Preparation

It's been too long. But I've had other things to do. I've had a lot of preparation to do. Material, Physical, Emotional and Spiritual (in no particular order).

Material Preparation. I officially hate shopping. Do you know how hard it is to find 8-10 cute missionary length skirts? (FYI missionary length does not mean knee length, it means PAST the knee length) Did you know NO ONE sells attractive raincoats with zip-out liners? Have you ever tried finding practical, sturdy, non-clunky shoes? On top of all that I had to put together a first-aid kit, buy and pack luggage, sort through my jewelry to see what was "simple" and finds some nice hair accessories. Believe you me, this is only the beginning (don't get me started on immunizations and official documents). So, basically, I've been shopping since May and I might cry the next time I walk into the mall or Wal-Mart. But it was worth it. I feel almost possibly slightly close to being materially prepared. Maybe...
The next purchase is a post-mission purchase. I bought a pair of bright purple pants (That's right. You heard me). They will be waiting for me while I'm gone and they serve 2 purposes.
1. Incentive to stay in shape (I've been wanting purple pants since before the Civil War and I can't wait to wear them so that may be my only motivation to get out of bed in the morning and do a little exercise and resist the temptation of eating lots of cookies).
2. A fabulous pair of pants to look forward to wearing. When I get back chances are I'll never want to wear a skirt again....until Sunday.
I don't know if the world is ready for me and my purple pants, but they've got 18 months to prepare.

Physical Preparation. Okay. I have exercise-induced asthma, a weak ankle, and the knees of an 80 year old can-can dancer. Exercise and I have regular duels at high noon. I have NO IDEA how I'm going to exercise every day at 6:30am. I might die a little. But all jokes aside, I've been doing my best. I go for short jogs, I stretch, I do Zumba, and I do Pilates. Don't be impressed. I never said I did any of these things well. But, I've learned how much better you feel and look with even the smallest amount of exercise and few added portions of fruits and veggies to your diet. I think I like this whole healthy living thing.

Emotional Preparation. This isn't really something that can be explained. It contains everything form pondering my future mission to saying goodbye to people to learning how to be patient. This preparation differs a lot from person to person. I don't think this preparation ever ends. Things are always changing and we must always be adapting. It is still weird to think about though. I say it in my head: "I'm going on a mission" and my brain gives a nervous chuckle and asks, "Really? Really?! Wow. This is big." I go through that process a couple times a day. But every day it gets closer, grows more real and it isn't as scary because I slowly realize, the beginning of my mission started a long time ago when I made the decision. Even more so, ever since I received my call I've been learning and growing like never before. And so far I love it.

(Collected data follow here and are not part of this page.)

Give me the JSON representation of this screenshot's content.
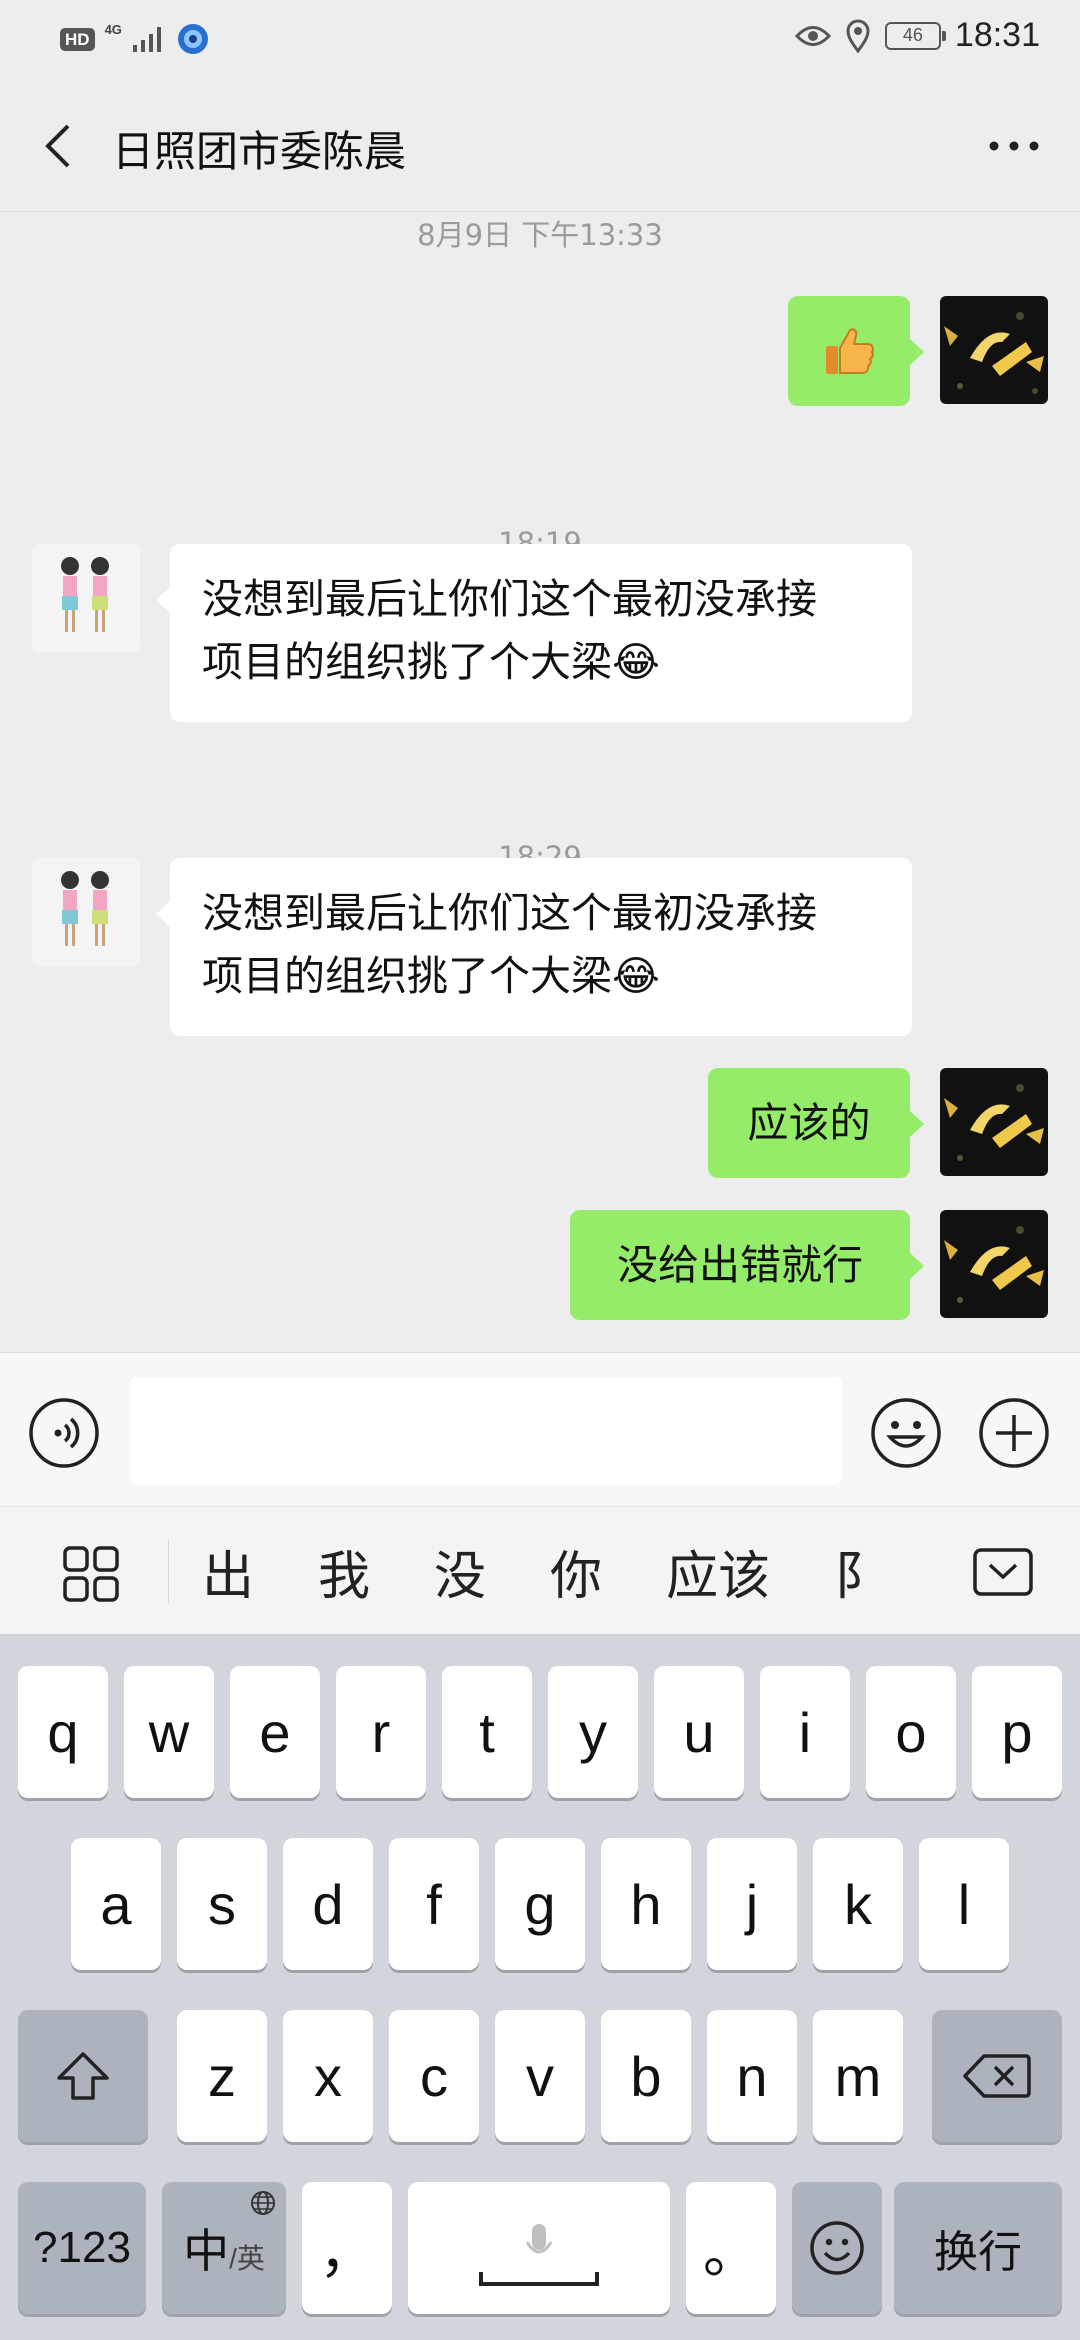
{
  "status_bar": {
    "hd": "HD",
    "network": "4G",
    "battery": "46",
    "time": "18:31"
  },
  "header": {
    "title": "日照团市委陈晨"
  },
  "messages": [
    {
      "type": "timestamp",
      "text": "8月9日 下午13:33"
    },
    {
      "type": "out",
      "kind": "emoji",
      "text": "👍"
    },
    {
      "type": "timestamp",
      "text": "18:19"
    },
    {
      "type": "in",
      "line1": "没想到最后让你们这个最初没承接",
      "line2": "项目的组织挑了个大梁😂"
    },
    {
      "type": "timestamp",
      "text": "18:29"
    },
    {
      "type": "in",
      "line1": "没想到最后让你们这个最初没承接",
      "line2": "项目的组织挑了个大梁😂"
    },
    {
      "type": "out",
      "text": "应该的"
    },
    {
      "type": "out",
      "text": "没给出错就行"
    }
  ],
  "candidates": [
    "出",
    "我",
    "没",
    "你",
    "应该",
    "阝"
  ],
  "keyboard": {
    "row1": [
      "q",
      "w",
      "e",
      "r",
      "t",
      "y",
      "u",
      "i",
      "o",
      "p"
    ],
    "row2": [
      "a",
      "s",
      "d",
      "f",
      "g",
      "h",
      "j",
      "k",
      "l"
    ],
    "row3": [
      "z",
      "x",
      "c",
      "v",
      "b",
      "n",
      "m"
    ],
    "numbers_key": "?123",
    "lang_main": "中",
    "lang_sub": "/英",
    "comma": "，",
    "period": "。",
    "enter": "换行"
  },
  "colors": {
    "outgoing_bubble": "#95ec69",
    "incoming_bubble": "#ffffff",
    "background": "#ededed"
  }
}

Spiritual Preparation. This is more personal but I did want to share a couple things. Preach My Gospel is amazing. Whether you are serving a mission or not I encourage people to read it. It explains so much in such simple terms. It gives great ideas for scripture study and helps you in your daily life and goal setting and self improvement. It is a great book. Also, I continue to read the Book of Mormon. Sometimes I read the same passage every morning for a whole week and each time it speaks to me in a different way. There isn't a problem or question that the Book of Mormon can't answer. It is an amazing resource that I couldn't live without. I learn that more every day.

Well, there will be another post following soon, but there's the update on the mission.

Comments

  1. I LOVED reading this, Mary! You are so funny! You have such a good way with putting my thoughts to words....believe me, you are not alone in the way you feel. Especially the emotional preparation.... I can't tell you how many times I think all those things! You may seem unprepared, but I think you are very prepared! You are going to touch lives as Sister Williams (not Elder Williams, haha). I love you!